Europe is at a crossroad. On the one hand, it wants to reduce greenhouse gases by at least 55% by 2030 and achieve carbon neutrality by 2050, but on the other hand, it is failing to respond to the growing demand for energy coupled with the lack of renewable energy capacity.
Against this background, the European Commission is considering opening the door to gas and nuclear energy, as a solution to a crisis that promises to worsen, considering these energies as substitutes for fossil fuels.
If Europe goes ahead with such a stance, we could be jeopardizing new investments in renewables and backtracking in the response to the climate emergency. At the same time, we are discrediting investors, because what was not sustainable yesterday seen viable today under pretext of the current crisis. Will the diversity of the European energy mix and the need for an urgent response to the ongoing energy crisis justify such a change of heart in the energy taxonomy? Will the gamble on non-renewable sources, compromise EU strategy on decarbonization?

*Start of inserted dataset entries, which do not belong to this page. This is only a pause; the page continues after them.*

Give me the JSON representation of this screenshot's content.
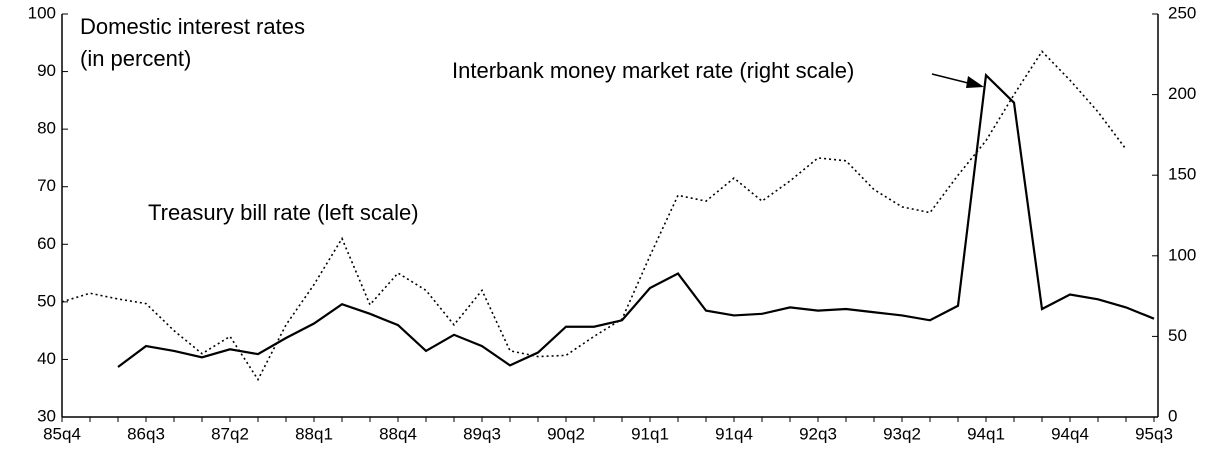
{
  "chart_data": {
    "type": "line",
    "title": "Domestic interest rates",
    "subtitle": "(in percent)",
    "categories": [
      "85q4",
      null,
      null,
      "86q3",
      null,
      null,
      "87q2",
      null,
      null,
      "88q1",
      null,
      null,
      "88q4",
      null,
      null,
      "89q3",
      null,
      null,
      "90q2",
      null,
      null,
      "91q1",
      null,
      null,
      "91q4",
      null,
      null,
      "92q3",
      null,
      null,
      "93q2",
      null,
      null,
      "94q1",
      null,
      null,
      "94q4",
      null,
      null,
      "95q3"
    ],
    "series": [
      {
        "name": "Treasury bill rate (left scale)",
        "color": "#000000",
        "style": "dotted",
        "axis": "y",
        "values": [
          50,
          51.5,
          50.5,
          49.7,
          45,
          41,
          44,
          36.5,
          46,
          53,
          61,
          49.5,
          55,
          52,
          46,
          52,
          41.5,
          40.5,
          40.7,
          44,
          47,
          58,
          68.5,
          67.5,
          71.5,
          67.5,
          71,
          75,
          74.5,
          69.5,
          66.5,
          65.5,
          72,
          78,
          86,
          93.5,
          88.5,
          83,
          76.5,
          null
        ]
      },
      {
        "name": "Interbank money market rate (right scale)",
        "color": "#000000",
        "style": "solid",
        "axis": "y2",
        "values": [
          null,
          null,
          31,
          44,
          41,
          37,
          42,
          39,
          49,
          58,
          70,
          64,
          57,
          41,
          51,
          44,
          32,
          40,
          56,
          56,
          60,
          80,
          89,
          66,
          63,
          64,
          68,
          66,
          67,
          65,
          63,
          60,
          69,
          212,
          195,
          67,
          76,
          73,
          68,
          61
        ]
      }
    ],
    "ylim": [
      30,
      100
    ],
    "yticks": [
      30,
      40,
      50,
      60,
      70,
      80,
      90,
      100
    ],
    "y2lim": [
      0,
      250
    ],
    "y2ticks": [
      0,
      50,
      100,
      150,
      200,
      250
    ],
    "grid": false
  }
}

Rather than mudding the waters of sustainability and bring instability to the energy sector by, suggesting new investments in gas and nuclear, Europe should progressively reinforce the introduction of green hydrogen into its energy mix. Natural gas is important in the energy transition, and there is no energy transition without it, but only as a steppingstone and its replacement is inevitable and thus should prompt an unwavering commitment to our own endogenous clean resources that will free the Union from the unreliable partnerships with potential belligerent countries.
The challenge of the energy transition is decisive in the sustainability we aspire to achieve. We all deserve a say in it. It is not the sole responsibility of governments. Such a change should consider the full spectrum and engagement of our societies, encompassing citizens and the private sector.
Such a change should not be made without the support of national energy agencies, whose role is to stimulate policy makers and citizens to accelerate the transition. At forefront of which is the European Energy Network (EnR).
ADENE, whose presidency of EnR is beginning now, is strongly committed to the changes that must urgently be implemented. It is important to take advantage of our network and its central role of proximity to those that can best leverage and the transition measures that are at hand.
The energy agencies are an essential partner in Europe’s commitment to valuing its endogenous resources and accelerating the adoption of renewable energies.
Due to their closeness to people and territories, energy agencies manage to deliver the information that citizens need, while guaranteeing technical rigor and serving as support for changing behaviors and mentalities.
Whilst it is true that Europe needs to electrify its economy with more renewables, investing in solar and wind, and in the introduction of green hydrogen in its networks, it is also true that these ideas and projects arrive in a clearer and more objective way with the work carried out by energy agencies, because of their proximity with local entities, city councils, businesses, and citizens.
The energy agencies must be active agents in the public understanding the causes at the root of global warming and the measures needed to reduce greenhouse gas emissions. This path can only be taken in partnership and cooperation, disseminating public policies for energy, but also providing the necessary information to accomplish the energy transition.
The future of the energy transition is made by energy efficiency, with smart cities, renewable energy communities and electric mobility, and last but not the least with energy agencies.